Gibney Company puts on dances, as its company director recently said, that deal with what it means to be human. That’s true of any dance — a moving body is alive and therefore human — but as the group’s program at the Joyce Theater showed, there are different ways to convey it. Dances can have […]

Review: At Gibney, a New Lucinda Childs Stands Out (No Surprise)


Gibney Company puts on dances, as its company director recently said, that deal with what it means to be human. That’s true of any dance — a moving body is alive and therefore human — but as the group’s program at the Joyce Theater showed, there are different ways to convey it. Dances can have feelings, but feelings are not dances.

Unfortunately at this company, led by the founder and artistic director Gina Gibney and the director Gilbert T. Small II, too much repertory champions emotions born from gesture. Its latest program of three world premieres was heavier on feeling and manic movement than on rejuvenating choreographic content.

The exception, unsurprisingly, came from the program’s last piece, “Three Dances (Prepared Piano) John Cage” by Lucinda Childs, who never randomly arranges dancers on a stage, but moves them with formal, mathematical precision. Here, the dancers — or artistic associates, as they are called at Gibney — were transformed as they entered the sleek dance universe of Childs, a revered postmodernist known for her minimal aesthetic.

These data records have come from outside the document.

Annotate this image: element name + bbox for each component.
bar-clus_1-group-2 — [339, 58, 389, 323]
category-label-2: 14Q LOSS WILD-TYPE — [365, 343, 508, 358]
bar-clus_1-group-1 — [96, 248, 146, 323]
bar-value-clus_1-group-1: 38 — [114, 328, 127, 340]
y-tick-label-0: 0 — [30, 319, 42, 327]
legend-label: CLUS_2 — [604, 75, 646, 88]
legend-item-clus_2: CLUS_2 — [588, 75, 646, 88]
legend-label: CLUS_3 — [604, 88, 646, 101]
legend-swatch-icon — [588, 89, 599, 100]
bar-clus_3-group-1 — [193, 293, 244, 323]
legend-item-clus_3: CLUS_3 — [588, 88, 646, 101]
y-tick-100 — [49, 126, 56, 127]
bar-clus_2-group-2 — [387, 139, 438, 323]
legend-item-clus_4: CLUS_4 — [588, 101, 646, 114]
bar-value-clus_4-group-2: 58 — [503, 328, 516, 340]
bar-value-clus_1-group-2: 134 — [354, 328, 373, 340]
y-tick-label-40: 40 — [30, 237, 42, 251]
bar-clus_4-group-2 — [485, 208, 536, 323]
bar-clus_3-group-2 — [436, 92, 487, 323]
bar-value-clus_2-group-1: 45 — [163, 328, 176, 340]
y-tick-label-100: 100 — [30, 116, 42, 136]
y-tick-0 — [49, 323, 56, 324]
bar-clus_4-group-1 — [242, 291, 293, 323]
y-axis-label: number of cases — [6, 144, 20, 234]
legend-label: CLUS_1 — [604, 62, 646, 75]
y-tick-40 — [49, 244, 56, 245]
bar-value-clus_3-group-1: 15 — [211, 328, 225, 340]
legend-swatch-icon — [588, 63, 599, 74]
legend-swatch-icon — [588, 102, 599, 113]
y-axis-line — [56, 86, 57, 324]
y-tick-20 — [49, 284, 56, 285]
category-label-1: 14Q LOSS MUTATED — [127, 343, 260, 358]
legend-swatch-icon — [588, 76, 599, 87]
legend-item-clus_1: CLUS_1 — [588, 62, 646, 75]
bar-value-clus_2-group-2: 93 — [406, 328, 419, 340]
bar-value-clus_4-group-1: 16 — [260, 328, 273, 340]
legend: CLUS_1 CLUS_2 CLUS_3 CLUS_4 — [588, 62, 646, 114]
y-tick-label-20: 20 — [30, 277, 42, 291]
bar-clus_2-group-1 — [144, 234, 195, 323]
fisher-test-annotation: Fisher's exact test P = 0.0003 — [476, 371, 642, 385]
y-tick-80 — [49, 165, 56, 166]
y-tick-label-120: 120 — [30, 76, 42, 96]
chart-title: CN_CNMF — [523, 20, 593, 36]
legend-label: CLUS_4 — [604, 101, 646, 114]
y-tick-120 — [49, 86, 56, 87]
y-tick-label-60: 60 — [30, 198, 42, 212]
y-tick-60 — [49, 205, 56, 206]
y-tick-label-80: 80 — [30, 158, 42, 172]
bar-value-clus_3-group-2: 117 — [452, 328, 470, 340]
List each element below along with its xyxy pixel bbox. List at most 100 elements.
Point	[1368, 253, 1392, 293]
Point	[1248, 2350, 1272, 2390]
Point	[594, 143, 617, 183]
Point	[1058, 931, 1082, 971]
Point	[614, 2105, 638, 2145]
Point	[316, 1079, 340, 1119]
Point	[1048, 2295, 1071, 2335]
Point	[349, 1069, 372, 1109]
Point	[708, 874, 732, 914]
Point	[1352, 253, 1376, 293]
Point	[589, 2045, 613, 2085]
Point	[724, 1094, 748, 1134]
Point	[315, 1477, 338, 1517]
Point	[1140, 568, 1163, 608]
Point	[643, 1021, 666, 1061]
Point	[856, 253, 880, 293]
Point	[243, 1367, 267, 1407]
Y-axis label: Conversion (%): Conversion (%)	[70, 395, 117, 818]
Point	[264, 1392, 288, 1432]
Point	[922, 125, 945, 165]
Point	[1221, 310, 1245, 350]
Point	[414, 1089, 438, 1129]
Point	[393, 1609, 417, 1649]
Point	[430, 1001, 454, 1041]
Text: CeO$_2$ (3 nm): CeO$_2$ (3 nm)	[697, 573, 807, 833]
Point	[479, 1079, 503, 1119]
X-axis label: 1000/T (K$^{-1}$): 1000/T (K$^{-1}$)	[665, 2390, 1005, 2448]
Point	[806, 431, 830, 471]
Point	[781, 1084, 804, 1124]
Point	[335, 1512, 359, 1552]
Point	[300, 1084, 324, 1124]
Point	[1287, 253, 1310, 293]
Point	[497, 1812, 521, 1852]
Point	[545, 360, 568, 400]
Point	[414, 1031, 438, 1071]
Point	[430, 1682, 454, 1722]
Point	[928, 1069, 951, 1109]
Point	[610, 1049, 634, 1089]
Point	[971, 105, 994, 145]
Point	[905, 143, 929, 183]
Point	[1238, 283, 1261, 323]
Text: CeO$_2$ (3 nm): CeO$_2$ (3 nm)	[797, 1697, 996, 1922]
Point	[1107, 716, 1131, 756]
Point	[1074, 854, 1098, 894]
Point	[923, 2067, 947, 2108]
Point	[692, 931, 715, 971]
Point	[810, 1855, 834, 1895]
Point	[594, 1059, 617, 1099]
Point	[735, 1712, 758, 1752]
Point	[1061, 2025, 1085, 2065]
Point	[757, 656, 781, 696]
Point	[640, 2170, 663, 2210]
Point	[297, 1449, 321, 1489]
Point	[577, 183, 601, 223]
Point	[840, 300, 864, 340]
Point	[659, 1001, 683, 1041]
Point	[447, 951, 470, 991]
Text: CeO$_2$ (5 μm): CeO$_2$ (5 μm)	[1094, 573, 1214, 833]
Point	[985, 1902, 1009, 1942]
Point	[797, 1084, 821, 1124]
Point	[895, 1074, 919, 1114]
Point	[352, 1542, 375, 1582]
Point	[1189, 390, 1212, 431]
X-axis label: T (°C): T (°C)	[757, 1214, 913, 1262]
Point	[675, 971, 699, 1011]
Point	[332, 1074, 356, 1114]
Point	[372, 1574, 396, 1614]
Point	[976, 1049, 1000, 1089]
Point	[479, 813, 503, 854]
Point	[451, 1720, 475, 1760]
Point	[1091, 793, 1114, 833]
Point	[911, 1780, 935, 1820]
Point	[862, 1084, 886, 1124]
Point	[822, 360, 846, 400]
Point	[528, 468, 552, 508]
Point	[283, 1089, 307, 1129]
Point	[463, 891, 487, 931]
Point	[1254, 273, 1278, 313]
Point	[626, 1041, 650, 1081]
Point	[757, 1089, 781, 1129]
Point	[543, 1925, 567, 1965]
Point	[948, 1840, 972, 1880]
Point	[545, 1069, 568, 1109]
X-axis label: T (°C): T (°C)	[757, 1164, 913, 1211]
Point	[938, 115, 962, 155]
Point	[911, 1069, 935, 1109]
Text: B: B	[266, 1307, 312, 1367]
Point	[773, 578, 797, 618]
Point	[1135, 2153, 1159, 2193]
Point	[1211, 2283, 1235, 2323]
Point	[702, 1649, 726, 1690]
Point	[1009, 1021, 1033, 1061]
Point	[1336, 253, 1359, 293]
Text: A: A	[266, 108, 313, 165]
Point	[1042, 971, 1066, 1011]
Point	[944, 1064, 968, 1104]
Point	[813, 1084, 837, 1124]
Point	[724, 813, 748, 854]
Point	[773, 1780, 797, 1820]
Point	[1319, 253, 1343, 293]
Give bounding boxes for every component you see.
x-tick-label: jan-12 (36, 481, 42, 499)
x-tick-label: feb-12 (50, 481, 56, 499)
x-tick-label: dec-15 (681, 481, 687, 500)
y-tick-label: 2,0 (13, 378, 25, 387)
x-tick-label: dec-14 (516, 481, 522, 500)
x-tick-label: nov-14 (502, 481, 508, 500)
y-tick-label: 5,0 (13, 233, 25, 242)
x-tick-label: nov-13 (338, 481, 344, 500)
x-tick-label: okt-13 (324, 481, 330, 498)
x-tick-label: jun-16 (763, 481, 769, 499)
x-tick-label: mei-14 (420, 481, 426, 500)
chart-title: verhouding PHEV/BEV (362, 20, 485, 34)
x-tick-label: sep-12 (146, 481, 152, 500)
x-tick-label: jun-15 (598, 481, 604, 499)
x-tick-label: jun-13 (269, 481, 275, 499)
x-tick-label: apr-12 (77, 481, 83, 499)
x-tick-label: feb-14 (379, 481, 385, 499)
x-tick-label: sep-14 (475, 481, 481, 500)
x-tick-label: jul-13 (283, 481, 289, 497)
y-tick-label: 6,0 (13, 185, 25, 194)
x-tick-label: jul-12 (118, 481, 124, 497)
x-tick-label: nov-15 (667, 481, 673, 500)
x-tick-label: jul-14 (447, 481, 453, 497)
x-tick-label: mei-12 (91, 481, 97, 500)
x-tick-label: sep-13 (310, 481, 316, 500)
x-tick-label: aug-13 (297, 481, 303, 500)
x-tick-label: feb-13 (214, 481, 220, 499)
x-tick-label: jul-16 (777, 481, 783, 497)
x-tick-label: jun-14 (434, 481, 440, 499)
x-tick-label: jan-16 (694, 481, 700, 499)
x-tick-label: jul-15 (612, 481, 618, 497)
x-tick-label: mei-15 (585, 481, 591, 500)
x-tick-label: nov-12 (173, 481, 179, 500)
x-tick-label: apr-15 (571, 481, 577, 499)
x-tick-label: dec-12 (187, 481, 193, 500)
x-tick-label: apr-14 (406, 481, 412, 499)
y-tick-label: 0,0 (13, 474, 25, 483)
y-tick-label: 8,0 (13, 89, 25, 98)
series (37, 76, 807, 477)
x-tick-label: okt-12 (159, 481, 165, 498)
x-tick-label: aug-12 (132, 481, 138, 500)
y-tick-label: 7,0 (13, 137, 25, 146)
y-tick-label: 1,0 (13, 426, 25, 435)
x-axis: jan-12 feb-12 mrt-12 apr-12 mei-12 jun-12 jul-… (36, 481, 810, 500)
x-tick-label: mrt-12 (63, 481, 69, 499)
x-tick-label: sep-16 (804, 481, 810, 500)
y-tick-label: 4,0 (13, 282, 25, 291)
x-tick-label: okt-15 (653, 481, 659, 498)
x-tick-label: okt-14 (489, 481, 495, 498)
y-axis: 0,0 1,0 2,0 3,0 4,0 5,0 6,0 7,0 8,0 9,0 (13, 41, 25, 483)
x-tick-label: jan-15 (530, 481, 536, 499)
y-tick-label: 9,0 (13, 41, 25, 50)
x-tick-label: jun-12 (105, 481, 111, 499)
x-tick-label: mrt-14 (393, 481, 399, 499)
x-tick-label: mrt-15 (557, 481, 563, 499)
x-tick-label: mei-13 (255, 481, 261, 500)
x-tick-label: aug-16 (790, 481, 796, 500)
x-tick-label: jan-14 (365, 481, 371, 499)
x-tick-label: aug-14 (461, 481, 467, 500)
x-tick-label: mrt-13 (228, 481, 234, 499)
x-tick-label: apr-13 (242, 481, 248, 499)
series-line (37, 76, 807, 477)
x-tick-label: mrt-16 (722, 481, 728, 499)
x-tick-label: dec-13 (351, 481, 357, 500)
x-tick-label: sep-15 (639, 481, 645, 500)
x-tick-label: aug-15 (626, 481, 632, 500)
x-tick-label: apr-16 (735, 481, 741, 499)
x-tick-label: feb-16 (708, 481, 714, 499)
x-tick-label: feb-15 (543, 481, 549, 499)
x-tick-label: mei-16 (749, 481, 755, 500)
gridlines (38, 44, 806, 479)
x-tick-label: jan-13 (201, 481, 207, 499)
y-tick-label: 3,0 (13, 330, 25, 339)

Choreographing to a John Cage composition, Childs interacts with the music in subtle, playful ways. There even seem to be fleeting nods to Merce Cunningham (Cage’s artistic and personal partner), with whom Childs studied.

“Three Dances” isn’t earth-shattering fare from Childs, but it builds to a satisfying whole. The repetitive patterns aren’t overly complex: Two lines of dancers, eventually skimming the floor with low jumps, switch directions in the first section, while duets fill out the second. In the third, a cluster formation expands to a horseshoe structure and back again. That pulsating formula operates like a heartbeat, and the structure, bound by a jovial, bouncy rhythm, gives the dance room to breathe.

The costumes, simple tops and pants by Karen Young, allow Childs’s strong shapes to etch into the mind — though the shirts tied around waists were distracting — as the choreography contrasted sculptural constellations with gliding sequences. Arms were specific, sometimes bent at the elbows palms up, or slicing a single one diagonally across the body as it hinged forward. But in a work by Childs, potency came in the way the steps and positions linked up and flowed, one into the next, like choreographic streams.

Within the work’s stark formalism, Childs finds a sense of whimsy in Cage’s score and shows it through the interplay between the music and the dance, which builds so that by the final section the dancers open and close in on themselves like petals.

The ease of “Three Dances” was even more apparent given what came before it. At the start of Roy Assaf’s duet “A Couple,” Madi Tanguay stepped in front of a microphone: “Tragically I won’t be dancing this evening,” she said, announcing that she would be performing on May 11. (According to the program, it’s true). She offered an invitation to return to experience her brilliance, as “no one quite does it like I do.”

At least her deadpan lack of modesty is solid. As for the duet, Graham Feeny and Zack Sommer do the honors, zipping their hands and legs through fussy gestural vocabulary to selections by Brahms. It’s a tired formula: moving fast to slow music.

Adapted from Assaf’s full-length “Figure No. 16,” the work looks at a relationship from a confusing perspective that fluctuates between brotherly and romantic devotion. All the while, its supercharged details wear paper thin. Near the end, the frantic action slows as Yair Vardi’s lighting flickers between bright and dark. The dancers, locked in an embrace, roll around the stage and finally stop; abruptly, one rises and walks off, leaving the other behind.

It veers into mawkish territory, but at least it’s short. Peter Chu’s “Echoes of Sole and Animal” is nearly twice as long and even more soupy as cast members, tapping into their animalistic tendencies, blend into the dim sepia environment, which features two openings at the back of the stage for entrances and exits.

There is a kind of self-conscious stab at mysticism throughout “Echoes,” which has a throbbing score by Djeff Houle. At the start, a pair of dancers skid and slide across the stage in shoes, teetering on the edges of their footwear as their bodies turn rubbery. In the final moment, another has a pair of shoes on her hands as she walks offstage with raised hips — picture a downward dog — ever so gingerly.

The dance’s vocabulary veers between slow passages, stretched out and gooey, and groups showcasing fierce unison, in which dancers do things like throw an imaginary ball, swipe their mouths and undulate as if their lives depended on it. The reverberations in “Echoes” are too internal to resonate even when the dancers are clearly, well, feeling all the feels.

Gibney Company

Through Sunday at the Joyce Theater; joyce.org.